Les rêves des gamins de son film, Nabil Ayouch a voulu, en partie du moins, les réaliser, en doublant le projet de son film d’un projet économique et social intégralement destiné à ces jeunes. « Les salaires d’acteurs des gamins ont été recyclés en financement d’activités, en micro-crédits pour ceux d’entre eux qui veulent travailler à leur compte, explique le cinéaste. Certains ont pris la balle au bond et se sont tirés de la rue, d’autres ont vite échoué. Déjà, en faisant le film, la différence s’était opérée entre ceux qui voulaient s’en sortir (en exploitant les possibilités que le film leur permettait d’envisager) et ceux qui avaient – dans une certaine mesure – fait le choix de la rue, en refusant toutes les alternatives qu’on leur avait proposées. J’ai été très franc avec les uns comme avec les autres. S’ils voulaient faire le film, ils étaient les bienvenus. Sinon, je n’irais pas leur courir derrière… »

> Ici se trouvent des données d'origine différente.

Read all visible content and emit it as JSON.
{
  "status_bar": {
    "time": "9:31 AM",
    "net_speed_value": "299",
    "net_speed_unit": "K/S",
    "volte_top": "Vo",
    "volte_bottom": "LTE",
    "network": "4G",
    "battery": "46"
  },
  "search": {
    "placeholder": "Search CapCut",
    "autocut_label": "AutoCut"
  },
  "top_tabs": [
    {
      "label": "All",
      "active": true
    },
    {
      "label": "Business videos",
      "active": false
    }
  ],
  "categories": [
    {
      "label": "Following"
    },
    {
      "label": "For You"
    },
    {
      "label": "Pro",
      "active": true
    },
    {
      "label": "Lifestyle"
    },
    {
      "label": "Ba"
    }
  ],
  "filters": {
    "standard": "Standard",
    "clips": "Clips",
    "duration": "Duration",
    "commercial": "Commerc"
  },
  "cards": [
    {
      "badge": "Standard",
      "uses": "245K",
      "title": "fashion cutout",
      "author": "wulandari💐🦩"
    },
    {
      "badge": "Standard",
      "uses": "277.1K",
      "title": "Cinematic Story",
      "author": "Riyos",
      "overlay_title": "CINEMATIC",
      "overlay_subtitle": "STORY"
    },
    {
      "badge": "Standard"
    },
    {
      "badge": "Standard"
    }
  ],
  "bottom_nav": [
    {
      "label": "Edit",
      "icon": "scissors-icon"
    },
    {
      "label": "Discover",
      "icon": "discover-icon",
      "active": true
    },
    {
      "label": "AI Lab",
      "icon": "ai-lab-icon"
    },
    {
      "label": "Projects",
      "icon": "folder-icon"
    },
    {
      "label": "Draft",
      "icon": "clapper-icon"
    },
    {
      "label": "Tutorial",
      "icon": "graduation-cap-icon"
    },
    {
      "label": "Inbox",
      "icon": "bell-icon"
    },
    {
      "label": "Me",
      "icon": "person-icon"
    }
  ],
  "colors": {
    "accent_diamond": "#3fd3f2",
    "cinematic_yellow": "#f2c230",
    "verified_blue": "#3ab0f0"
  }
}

Avant de faire son film, Nabil Ayouch était allé voir l’Unesco pour obtenir une aide particulière (scolaire, notamment) au profit de ses jeunes compagnons de Casa. Il s’était fait aimablement « envoyer sur les roses ». Le succès d’ Ali Zaoua aura également permis à cette institution, ainsi qu’à plusieurs entreprises citoyennes, de s’associer désormais au mouvement, en parrainant une structure d’accueil et en offrant de l’emploi. Une preuve que, si l’art est chose nécessaire, il lui arrive aussi d’être utile.